If supercomputers can effectively speed up the scientific research process, then the gap between technological idea and technology product can be drastically reduced. This applies to much more than battery technology (although that is of primary importance, given our oil dependency and emissions problems).

New forms of alternative energy (such as harnessing wave energy) can be accelerated through the research process to compete with established products like wind farms. With the help of HPC, scientists can model how new medicines will interact with an infection and the human body and get them to market much faster.

As these various applications suggest, HPC and supercomputing are tools that are solving pressing, real-world problems.

NASA’s new supercomputing application and Gov 2.0

I ran across an article on Information Week via HPCWire about NASA’s new supercomputing application.

The application, which will be unveiled later today, is powered by the world’s sixth most powerful computer (according to the Top 500 ranking in 2009) and will be called the NASA Earth Exchange (NEX for short).

This application will allow scientists from all over the world to log into NEX and use its computing power virtually to perform computational research. According to Information Week, even scientists that are not computer wizards would be able to utilize this user-friendly scientific application.

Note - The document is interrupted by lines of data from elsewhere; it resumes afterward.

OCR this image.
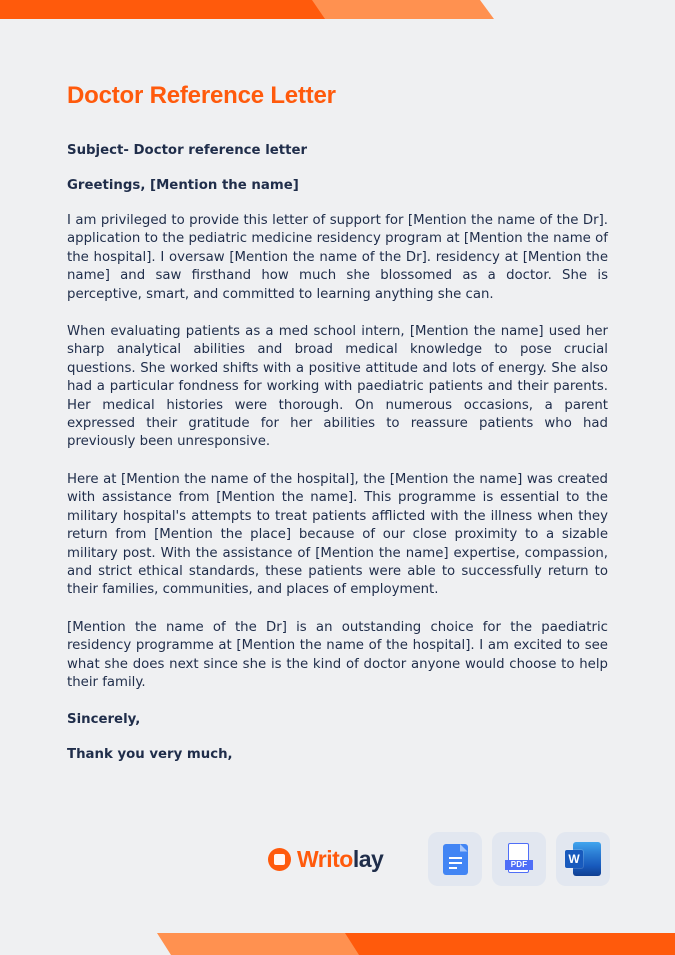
Doctor Reference Letter

Subject- Doctor reference letter

Greetings, [Mention the name]

I am privileged to provide this letter of support for [Mention the name of the Dr]. application to the pediatric medicine residency program at [Mention the name of the hospital]. I oversaw [Mention the name of the Dr]. residency at [Mention the name] and saw firsthand how much she blossomed as a doctor. She is perceptive, smart, and committed to learning anything she can.

When evaluating patients as a med school intern, [Mention the name] used her sharp analytical abilities and broad medical knowledge to pose crucial questions. She worked shifts with a positive attitude and lots of energy. She also had a particular fondness for working with paediatric patients and their parents. Her medical histories were thorough. On numerous occasions, a parent expressed their gratitude for her abilities to reassure patients who had previously been unresponsive.

Here at [Mention the name of the hospital], the [Mention the name] was created with assistance from [Mention the name]. This programme is essential to the military hospital's attempts to treat patients afflicted with the illness when they return from [Mention the place] because of our close proximity to a sizable military post. With the assistance of [Mention the name] expertise, compassion, and strict ethical standards, these patients were able to successfully return to their families, communities, and places of employment.

[Mention the name of the Dr] is an outstanding choice for the paediatric residency programme at [Mention the name of the hospital]. I am excited to see what she does next since she is the kind of doctor anyone would choose to help their family.

Sincerely,

Thank you very much,

Writolay	PDF	W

The article also mentioned some interesting political implications resulting from a government-owned and globally-shared supercomputer like NEX. Foreign scientists often lack the U.S. government security clearance to access such tools and data as on NEX.

The scientific community has always prided itself on being cosmopolitan: it’s concerns are for the advancement of science, not towards any political end. Nevertheless, that’s not always the case (e.g. scientists’ close collaboration with government objectives to develop the nuclear bomb in the 1940s). A new challenge for U.S. government will be to balance global scientific collaboration with national security concerns.

The Information Week article links to an interesting website called Gov 2.0 Expo, which is a conference that examines the role of information technology in helping make government more efficient, accountable, responsive and transparent. We’ve covered this topic on the blog before and will continue to follow it, as it provides an interesting perspective on the age-old problem of government responsibility.

Digitizing the tax process

Today is Tax Day and T. Lau at EnterpriseITPlanet.com asks an interesting question about our tax process:

As last minute filers rush to the post office, or as is more likely with this crowd, log online to file electronically, you are probably wondering why, in 2010, the IRS isn’t a more tech-savvy enterprise. Why can’t you file forms (like extensions) electronically, for example? Or look up past tax returns and refund or payment history? Most Americans readily accept online security measures with banking and credit card companies as perfectly adequate, so why the quill and paper methodology?

As I’ve written about earlier on the blog, the federal government is looking to new technologies to streamline the work of their agencies and cut costs. According to Lau, the government now owns about 10 percent of data centers in the U.S. But the trend has been for the government to switch to the cloud because virtualization allows the government to become significantly more efficient (the Brookings Institution, Lau writes, estimates that the federal government will cut down 25-50% of costs).

So, why hasn’t the federal government switched to completely digitizing the tax system? First, some people especially of the older generation may not be tech-savvy and would have a hard time with a digital tax filing process. In addition, eliminating a paper trail is a risky proposal in government because digital records can be manipulated much more easily than hard copies by those who choose to abuse power. The government and especially the public will have to balance competing priorities – like government efficiency with personal liberty – to arrive at a compromise that best utilizes the computing technology available.